Presentation on theme: "How to format an essay. Introduction Begins very broadly; talks about something general to get the reader’s attention. Often starts with a “hook.” Begins."— Presentation transcript:
Introduction Begins very broadly; talks about something general to get the reader’s attention. Often starts with a “hook.” Begins to get specific about halfway down. What appears at the “point” of the triangle?
Thesis statement Tells the reader the focus of your paper. Should make a clear, strong statement. Should encompass the main points that you’ll be writing about. Since there are three body paragraphs, make sure the main idea of each body paragraph appears in your thesis.
The Body Paragraph: Layout Topic Sentence –Major Support 1 Minor Support 1 Minor Support 2 –Major Support 2 Minor Support 1 Minor Support 2 –Major Support 3 Minor Support 1 Minor Support 2 Clincher
The Topic Sentence One sentence. Should clearly support the thesis statement. Must be supportable. Should cover the main point of the paragraph.
Major Supports One sentence. Must be supportable, NOT a self-evident fact. –“Christopher does not like brown and yellow.” –“One thing that makes Christopher’s life difficult is the fact that he does not like brown and yellow.” Must clearly support the topic sentence. Try the “because” test: –Topic Sentence because Major Support
Minor Supports The Minor Supports are the part of the paragraph where you use evidence from the book to support your ideas. May be more than one sentence. The FIRST MINOR mentions a specific example from the book, like something a character says or does.
Minors Continued The SECOND MINOR analyzes the example. This means that after you give the example, you explain HOW it supports the major. Make sure you tie it back in to the topic sentence to keep your paragraph focused.
Clincher The clincher is where you “wrap up” your paragraph. You never want to end on an example; always remind the reader what your main point was.
Some grammar and style basics Don’t use first person (I, we, us) or second person (you) in a formal essay. Verbs should be in present tense. –“Christopher would get upset whenever somebody touched him” –“Christopher gets upset whenever somebody touches him”
Let’s try writing an outline for a sample essay. Thesis: You treat me like a kid even though I’m very responsible, and I want to work together to figure out how I can have more freedom. There are three main ideas in this thesis statement, so it lends itself clearly to a five- paragraph essay.
Topic sentence: you treat me like a kid. Major (reason the topic sentence is true): You are too controlling Minor (Specific example supporting the major): I have a curfew of 9:00 Minor (How the example supports the major and ties to the topic sentence) This micro- managing of my time makes me feel like you don’t think I’m mature enough to handle being out late.
Topic Sentence: You treat me like a kid. Major: You don’t trust me. Minor: Last week, you wouldn’t let me go over my friend’s house because her parents weren’t home. Minor: It feels like you don’t trust me to make grown-up decisions.
Topic sentence: You treat me like a kid. Major: You don’t listen to me like an adult. Minor: When I explained why I wanted to stop taking violin lessons, you told me that I’d thank you later. Minor: I felt like you weren’t treating my opinions like they mattered.
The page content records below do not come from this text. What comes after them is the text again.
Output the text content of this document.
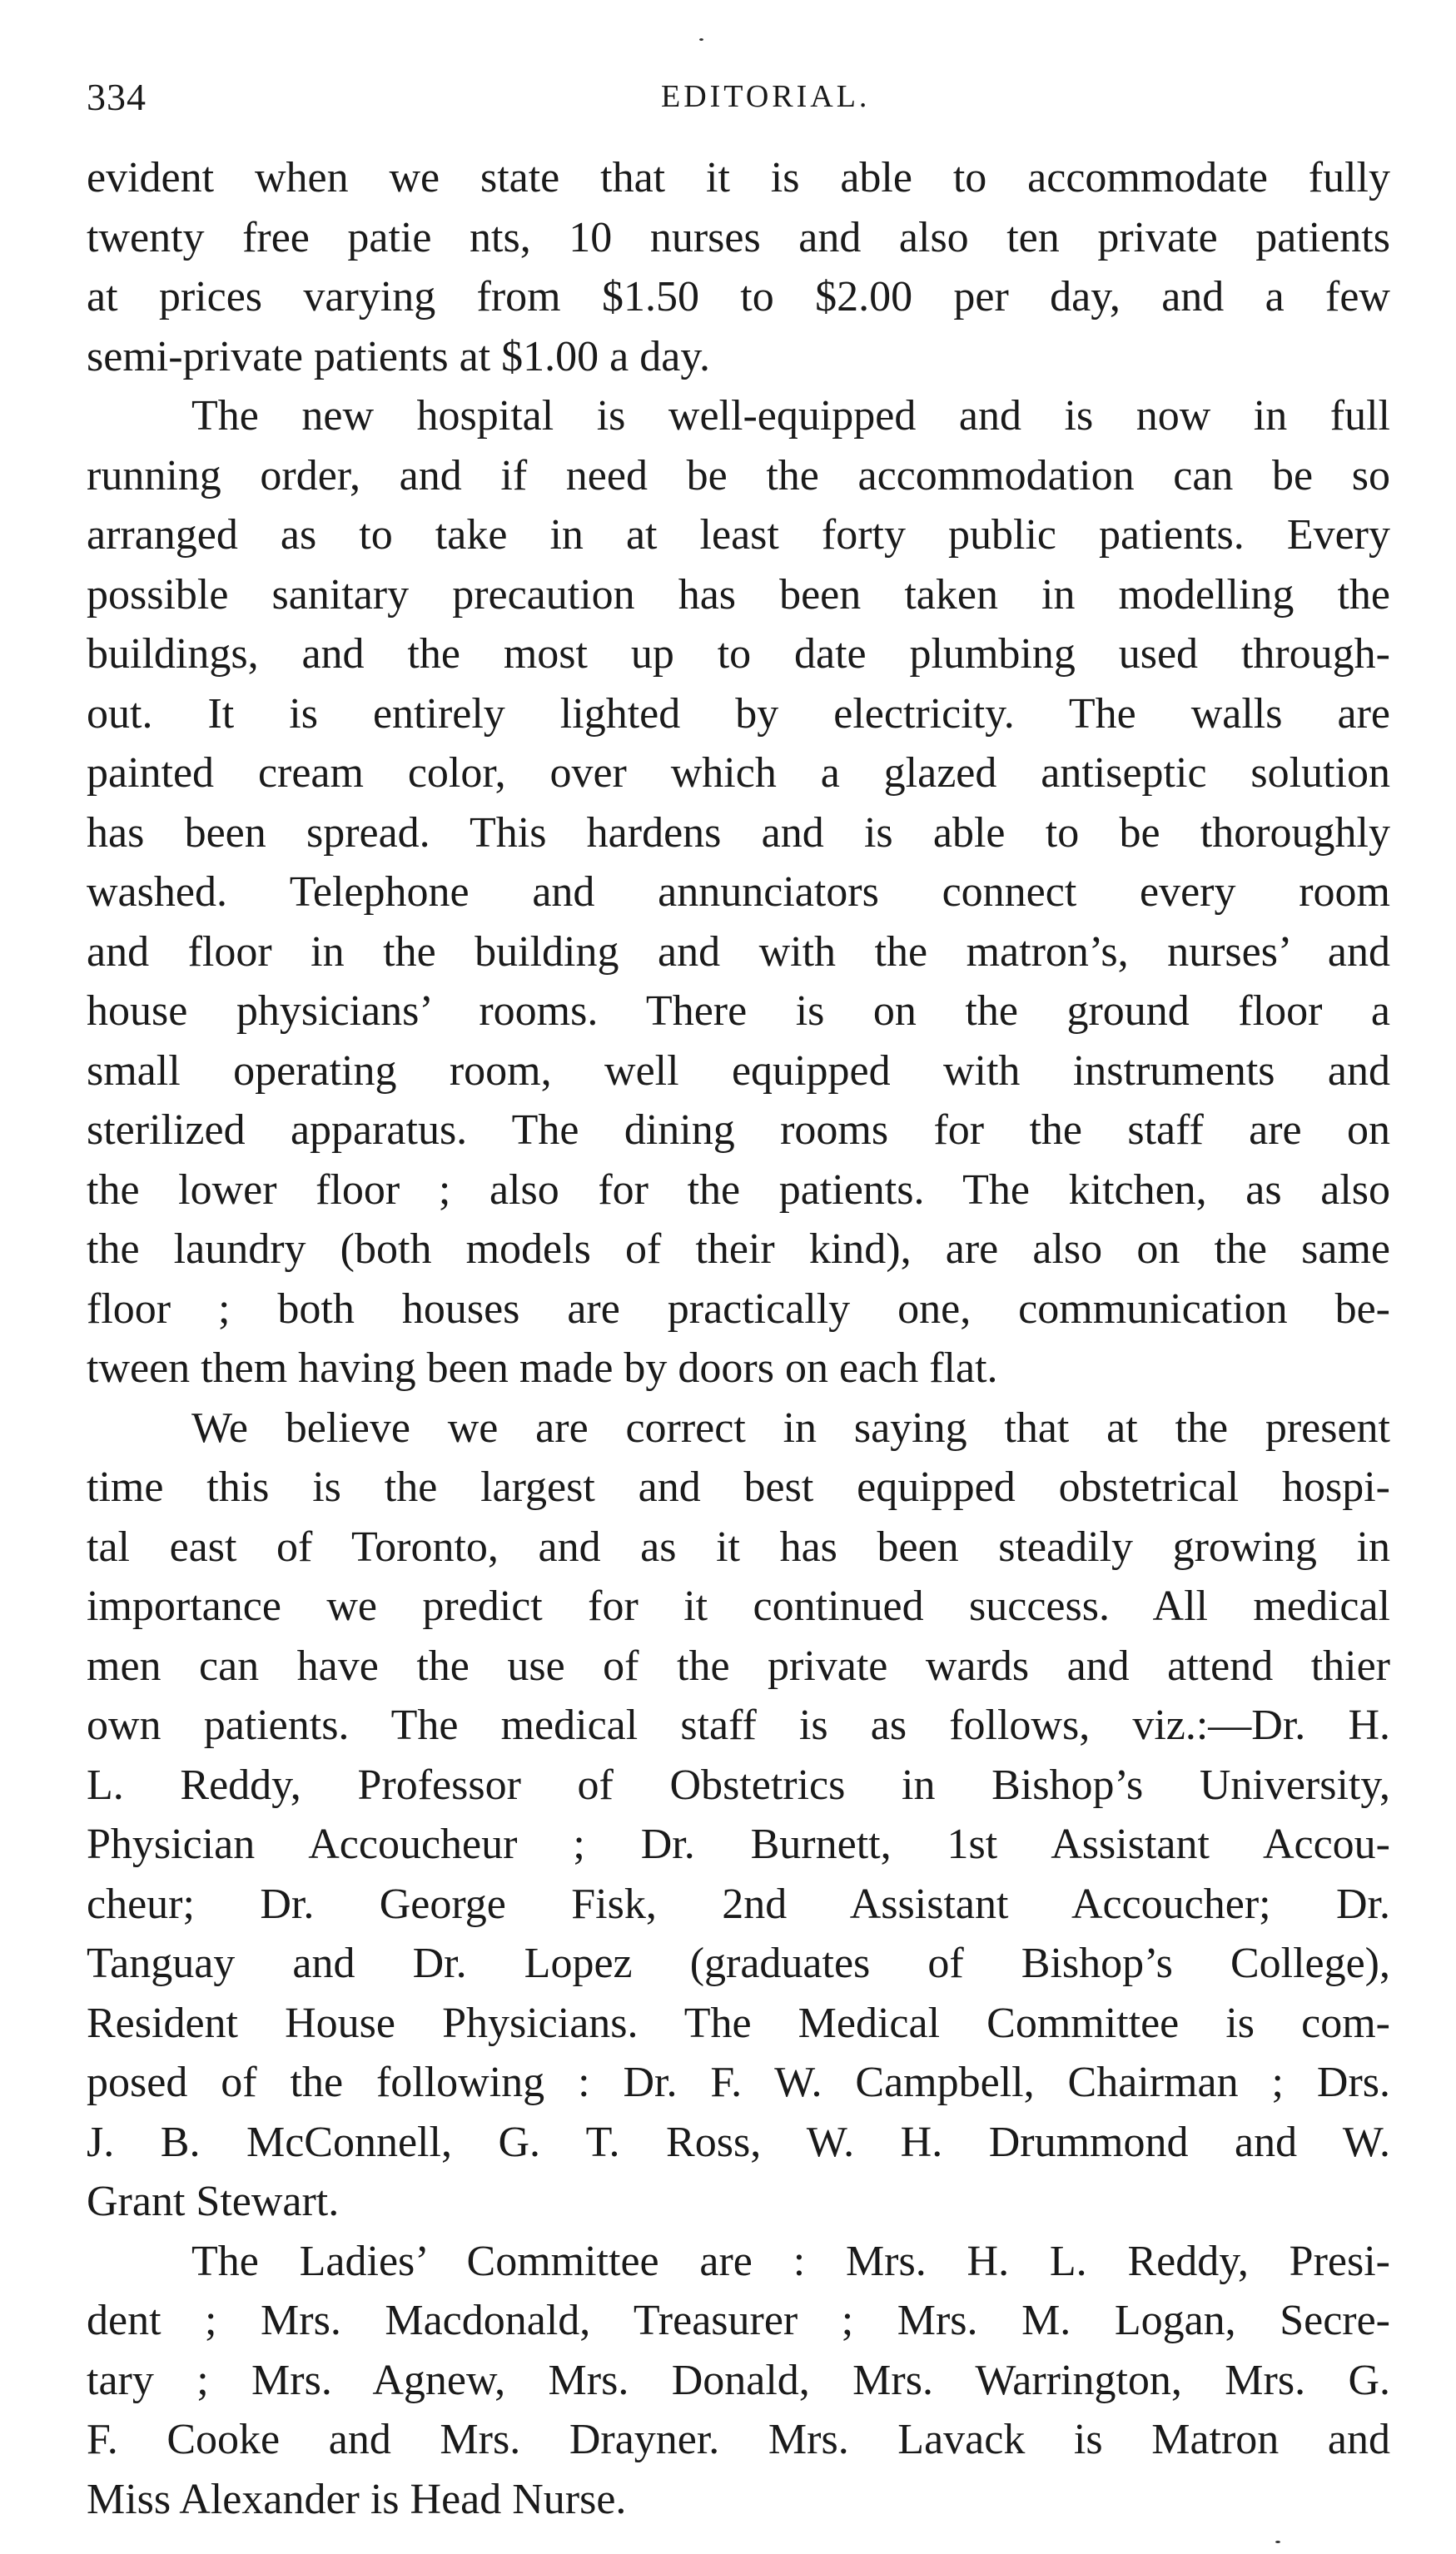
334	EDITORIAL.
evident when we state that it is able to accommodate fully
twenty free patie nts, 10 nurses and also ten private patients
at prices varying from $1.50 to $2.00 per day, and a few
semi-private patients at $1.00 a day.
The new hospital is well-equipped and is now in full
running order, and if need be the accommodation can be so
arranged as to take in at least forty public patients. Every
possible sanitary precaution has been taken in modelling the
buildings, and the most up to date plumbing used through-
out. It is entirely lighted by electricity. The walls are
painted cream color, over which a glazed antiseptic solution
has been spread. This hardens and is able to be thoroughly
washed. Telephone and annunciators connect every room
and floor in the building and with the matron’s, nurses’ and
house physicians’ rooms. There is on the ground floor a
small operating room, well equipped with instruments and
sterilized apparatus. The dining rooms for the staff are on
the lower floor ; also for the patients. The kitchen, as also
the laundry (both models of their kind), are also on the same
floor ; both houses are practically one, communication be-
tween them having been made by doors on each flat.
We believe we are correct in saying that at the present
time this is the largest and best equipped obstetrical hospi-
tal east of Toronto, and as it has been steadily growing in
importance we predict for it continued success. All medical
men can have the use of the private wards and attend thier
own patients. The medical staff is as follows, viz.:—Dr. H.
L. Reddy, Professor of Obstetrics in Bishop’s University,
Physician Accoucheur ; Dr. Burnett, 1st Assistant Accou-
cheur; Dr. George Fisk, 2nd Assistant Accoucher; Dr.
Tanguay and Dr. Lopez (graduates of Bishop’s College),
Resident House Physicians. The Medical Committee is com-
posed of the following : Dr. F. W. Campbell, Chairman ; Drs.
J. B. McConnell, G. T. Ross, W. H. Drummond and W.
Grant Stewart.
The Ladies’ Committee are : Mrs. H. L. Reddy, Presi-
dent ; Mrs. Macdonald, Treasurer ; Mrs. M. Logan, Secre-
tary ; Mrs. Agnew, Mrs. Donald, Mrs. Warrington, Mrs. G.
F. Cooke and Mrs. Drayner. Mrs. Lavack is Matron and
Miss Alexander is Head Nurse.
Clincher You don’t act like I’m mature or like my opinions matter, which is the same way you’d treat a kid. The clincher takes aspects of the ANALYSIS of your paragraph, and ties it back to the topic sentence.
Next two body paragraphs Thesis: You treat me like a kid even though I’m very responsible, and I want to work together to figure out how I can have more freedom. What are the other two main ideas in this essay?
Next two topic sentences I’m very responsible I want to work together to figure out how I can have more freedom. With your partner, come up with three reasons (majors) that would support each of those topic sentences. What examples would you use to support them?